Neil Conway writes:
> The first thing I'm working on is restructuring the libpq docs to use
> the DocBook "refsect" tags -- so that each function is documented in a
> page similar to the existing reference documentation for SQL commands,
I don't think this makes the libpq documentation better. In the current
layout, the documentation is organized by topic, and a user looking for
information about a particular topic (e.g., connecting, evaluating query
results) can get easily get an overview over all the interfaces that apply
to that topic, while also getting general information about the topic.

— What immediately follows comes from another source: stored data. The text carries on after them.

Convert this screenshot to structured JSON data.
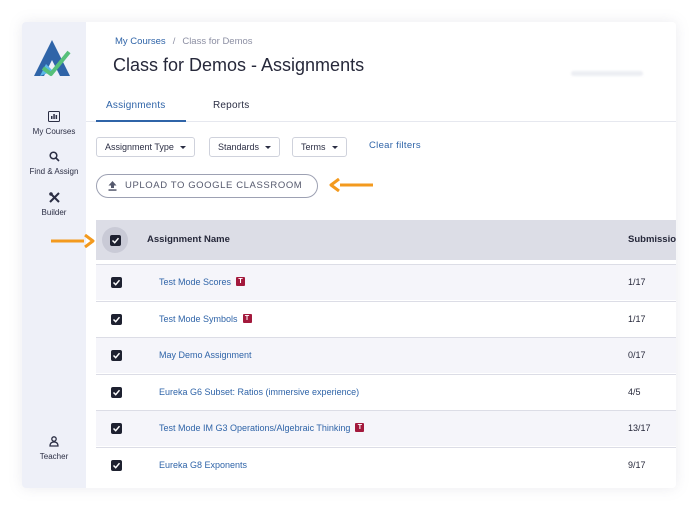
{
  "sidebar": {
    "logo_icon": "app-logo",
    "items": [
      {
        "label": "My Courses",
        "icon": "courses-icon"
      },
      {
        "label": "Find & Assign",
        "icon": "search-icon"
      },
      {
        "label": "Builder",
        "icon": "tools-icon"
      }
    ],
    "user": {
      "label": "Teacher",
      "icon": "user-icon"
    }
  },
  "breadcrumb": {
    "root": "My Courses",
    "separator": "/",
    "current": "Class for Demos"
  },
  "page_title": "Class for Demos - Assignments",
  "tabs": [
    {
      "label": "Assignments",
      "active": true
    },
    {
      "label": "Reports",
      "active": false
    }
  ],
  "filters": {
    "assignment_type": "Assignment Type",
    "standards": "Standards",
    "terms": "Terms",
    "clear": "Clear filters"
  },
  "upload_button": "UPLOAD TO GOOGLE CLASSROOM",
  "table": {
    "headers": {
      "name": "Assignment Name",
      "submissions": "Submissions"
    },
    "rows": [
      {
        "name": "Test Mode Scores",
        "badge": "T",
        "submissions": "1/17",
        "checked": true
      },
      {
        "name": "Test Mode Symbols",
        "badge": "T",
        "submissions": "1/17",
        "checked": true
      },
      {
        "name": "May Demo Assignment",
        "badge": "",
        "submissions": "0/17",
        "checked": true
      },
      {
        "name": "Eureka G6 Subset: Ratios (immersive experience)",
        "badge": "",
        "submissions": "4/5",
        "checked": true
      },
      {
        "name": "Test Mode IM G3 Operations/Algebraic Thinking",
        "badge": "T",
        "submissions": "13/17",
        "checked": true
      },
      {
        "name": "Eureka G8 Exponents",
        "badge": "",
        "submissions": "9/17",
        "checked": true
      }
    ]
  },
  "colors": {
    "accent": "#2f64a8",
    "badge": "#a3193c",
    "arrow": "#f39a1e",
    "sidebar": "#eef0f8"
  }
}
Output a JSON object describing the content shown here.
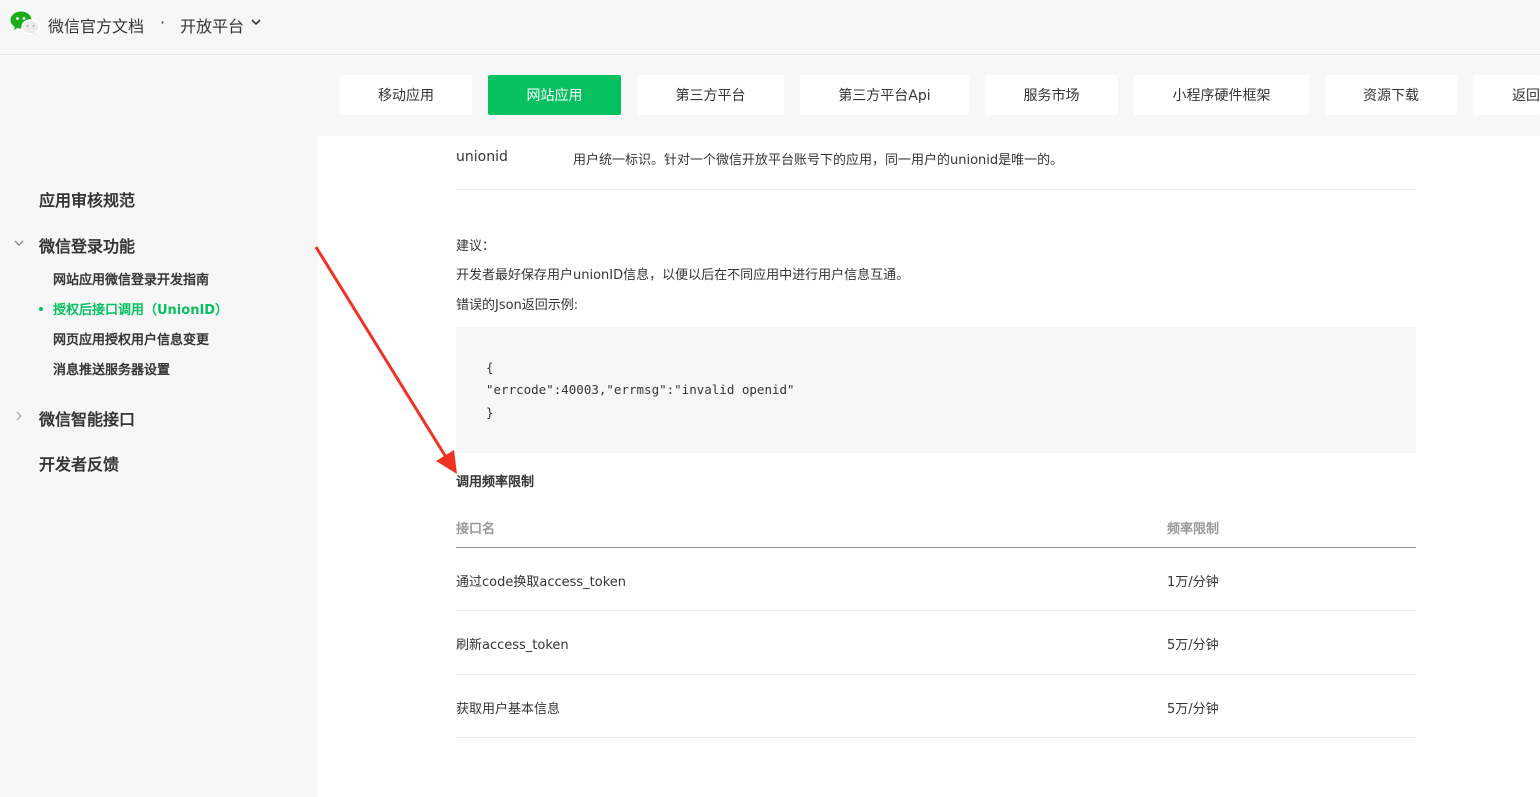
{
  "header": {
    "brand": "微信官方文档",
    "separator": "·",
    "platform": "开放平台"
  },
  "tabs": [
    {
      "label": "移动应用",
      "active": false
    },
    {
      "label": "网站应用",
      "active": true
    },
    {
      "label": "第三方平台",
      "active": false
    },
    {
      "label": "第三方平台Api",
      "active": false
    },
    {
      "label": "服务市场",
      "active": false
    },
    {
      "label": "小程序硬件框架",
      "active": false
    },
    {
      "label": "资源下载",
      "active": false
    },
    {
      "label": "返回",
      "active": false
    }
  ],
  "sidebar": {
    "section1": "应用审核规范",
    "section2": "微信登录功能",
    "sub1": "网站应用微信登录开发指南",
    "sub2": "授权后接口调用（UnionID）",
    "sub3": "网页应用授权用户信息变更",
    "sub4": "消息推送服务器设置",
    "section3": "微信智能接口",
    "section4": "开发者反馈"
  },
  "content": {
    "param_name": "unionid",
    "param_desc": "用户统一标识。针对一个微信开放平台账号下的应用，同一用户的unionid是唯一的。",
    "advice_label": "建议：",
    "advice_text": "开发者最好保存用户unionID信息，以便以后在不同应用中进行用户信息互通。",
    "error_example_label": "错误的Json返回示例:",
    "code_lines": [
      "{",
      "\"errcode\":40003,\"errmsg\":\"invalid openid\"",
      "}"
    ],
    "rate_limit_title": "调用频率限制",
    "table": {
      "headers": [
        "接口名",
        "频率限制"
      ],
      "rows": [
        [
          "通过code换取access_token",
          "1万/分钟"
        ],
        [
          "刷新access_token",
          "5万/分钟"
        ],
        [
          "获取用户基本信息",
          "5万/分钟"
        ]
      ]
    }
  },
  "colors": {
    "accent": "#07c160",
    "arrow": "#ee3324"
  }
}
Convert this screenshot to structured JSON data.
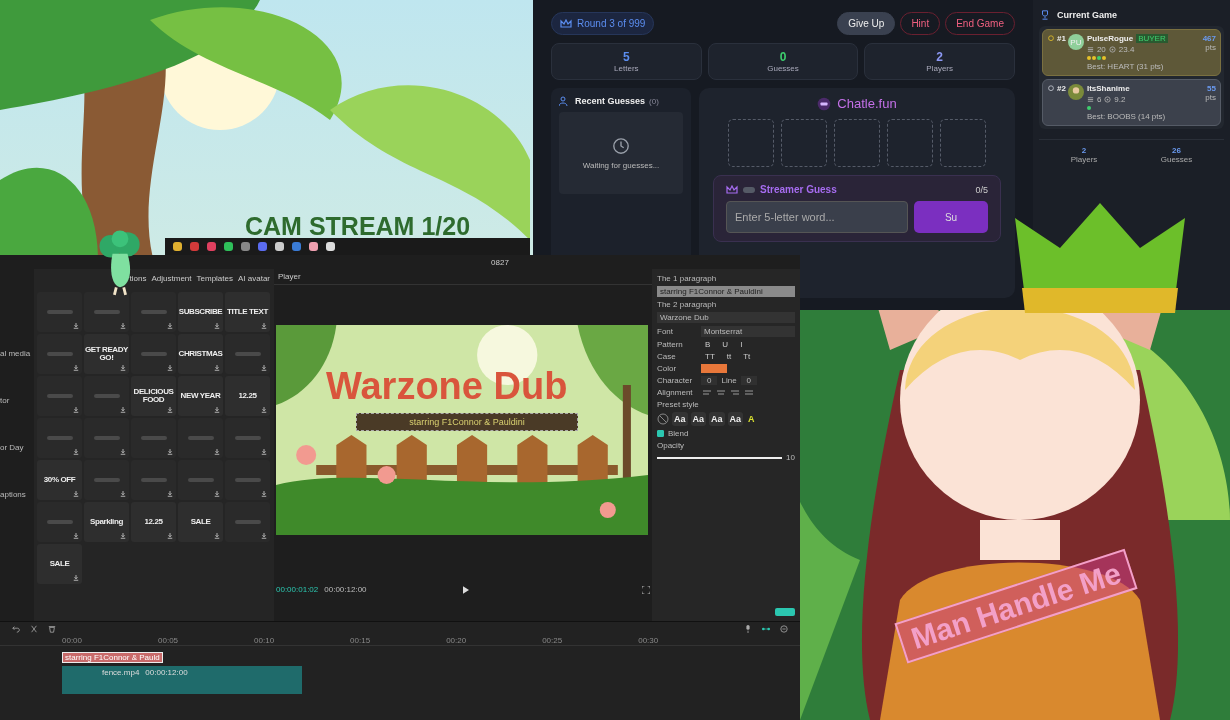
{
  "overlay": {
    "title": "CAM STREAM 1/20",
    "sticker": "Man Handle Me"
  },
  "game": {
    "round": "Round 3 of 999",
    "buttons": [
      {
        "label": "Give Up",
        "kind": "neutral"
      },
      {
        "label": "Hint",
        "kind": "danger"
      },
      {
        "label": "End Game",
        "kind": "danger"
      }
    ],
    "stats": [
      {
        "value": "5",
        "label": "Letters",
        "color": "#5b8def"
      },
      {
        "value": "0",
        "label": "Guesses",
        "color": "#3ecf6e"
      },
      {
        "value": "2",
        "label": "Players",
        "color": "#8b97f2"
      }
    ],
    "recent": {
      "title": "Recent Guesses",
      "count": "(0)",
      "empty": "Waiting for guesses..."
    },
    "brand": "Chatle.fun",
    "slots": [
      {
        "filled": false
      },
      {
        "filled": false
      },
      {
        "filled": false
      },
      {
        "filled": false
      },
      {
        "filled": false
      }
    ],
    "streamer": {
      "title": "Streamer Guess",
      "count": "0/5",
      "placeholder": "Enter 5-letter word...",
      "submit": "Su"
    }
  },
  "current_game": {
    "title": "Current Game",
    "players": [
      {
        "rank": "#1",
        "kind": "first",
        "initials": "PU",
        "name": "PulseRogue",
        "badge": "BUYER",
        "guesses": "20",
        "average": "23.4",
        "dots": [
          {
            "color": "#e6c229"
          },
          {
            "color": "#e6c229"
          },
          {
            "color": "#3ecf6e"
          },
          {
            "color": "#e6c229"
          }
        ],
        "best": "Best: HEART (31 pts)",
        "points": "467",
        "unit": "pts"
      },
      {
        "rank": "#2",
        "kind": "second",
        "name": "ItsShanime",
        "guesses": "6",
        "average": "9.2",
        "dots": [
          {
            "color": "#3ecf6e"
          }
        ],
        "best": "Best: BOOBS (14 pts)",
        "points": "55",
        "unit": "pts"
      }
    ],
    "totals": [
      {
        "value": "2",
        "label": "Players"
      },
      {
        "value": "26",
        "label": "Guesses"
      }
    ]
  },
  "editor": {
    "title": "0827",
    "tabs": [
      {
        "label": "tions"
      },
      {
        "label": "Adjustment"
      },
      {
        "label": "Templates"
      },
      {
        "label": "AI avatar"
      }
    ],
    "sidebar": [
      "al media",
      "tor",
      "or Day",
      "aptions"
    ],
    "tiles": [
      {
        "kind": "art"
      },
      {
        "kind": "art"
      },
      {
        "kind": "art"
      },
      {
        "kind": "text",
        "lines": [
          "SUBSCRIBE"
        ]
      },
      {
        "kind": "text",
        "lines": [
          "TITLE TEXT"
        ]
      },
      {
        "kind": "art"
      },
      {
        "kind": "text",
        "lines": [
          "GET READY",
          "GO!"
        ]
      },
      {
        "kind": "art"
      },
      {
        "kind": "text",
        "lines": [
          "CHRISTMAS"
        ]
      },
      {
        "kind": "art"
      },
      {
        "kind": "art"
      },
      {
        "kind": "art"
      },
      {
        "kind": "text",
        "lines": [
          "DELICIOUS",
          "FOOD"
        ]
      },
      {
        "kind": "text",
        "lines": [
          "NEW YEAR"
        ]
      },
      {
        "kind": "text",
        "lines": [
          "12.25"
        ]
      },
      {
        "kind": "art"
      },
      {
        "kind": "art"
      },
      {
        "kind": "art"
      },
      {
        "kind": "art"
      },
      {
        "kind": "art"
      },
      {
        "kind": "text",
        "lines": [
          "30% OFF"
        ]
      },
      {
        "kind": "art"
      },
      {
        "kind": "art"
      },
      {
        "kind": "art"
      },
      {
        "kind": "art"
      },
      {
        "kind": "art"
      },
      {
        "kind": "text",
        "lines": [
          "Sparkling"
        ]
      },
      {
        "kind": "text",
        "lines": [
          "12.25"
        ]
      },
      {
        "kind": "text",
        "lines": [
          "SALE"
        ]
      },
      {
        "kind": "art"
      },
      {
        "kind": "text",
        "lines": [
          "SALE"
        ]
      }
    ],
    "player": {
      "title": "Player",
      "headline": "Warzone Dub",
      "caption": "starring F1Connor & Pauldini",
      "time": "00:00:01:02",
      "duration": "00:00:12:00"
    },
    "properties": {
      "p1_label": "The 1 paragraph",
      "p1_value": "starring F1Connor & Pauldini",
      "p2_label": "The 2 paragraph",
      "p2_value": "Warzone Dub",
      "font_label": "Font",
      "font_value": "Montserrat",
      "pattern_label": "Pattern",
      "pattern": [
        "B",
        "U",
        "I"
      ],
      "case_label": "Case",
      "cases": [
        "TT",
        "tt",
        "Tt"
      ],
      "color_label": "Color",
      "color": "#e8773a",
      "character_label": "Character",
      "character": "0",
      "line_label": "Line",
      "line": "0",
      "alignment_label": "Alignment",
      "preset_label": "Preset style",
      "presets": [
        "Aa",
        "Aa",
        "Aa",
        "Aa",
        "A"
      ],
      "blend": "Blend",
      "blend_checked": true,
      "opacity_label": "Opacity",
      "opacity": {
        "level": 1
      },
      "opacity_value": "10"
    },
    "timeline": {
      "ticks": [
        "00:00",
        "00:05",
        "00:10",
        "00:15",
        "00:20",
        "00:25",
        "00:30"
      ],
      "text_clip": "starring F1Connor & Pauld",
      "video_clip": "fence.mp4",
      "video_time": "00:00:12:00"
    }
  }
}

If you organize it in reference pages then you're addressing only users
who already know the interface and want to look for particular details
about particular functions. If you just want to know, "what's the deal
with async connections", you need to know/guess/find out the function that
deals with it and, if there is more than one relevant function, you need
to gather the information you want from several places. (And you seemed
to have realized that half-way and left some sections as normal sections
and converted some sections to refsects.)
Granted, reference pages could coexist with, but cannot be a replacement
for, a narrative documentation organized by topic. Since you mentioned
it, we learned that lesson from the SQL command reference. For years the
only information you could get about important SQL topics such as
transactions or foreign keys were hidden behind reference pages with
less-than-obvious names like CREATE TABLE or BEGIN. Nowadays, the User's
Guide has a parallel narrative description of those topics and the number
of complaints has dropped noticeably.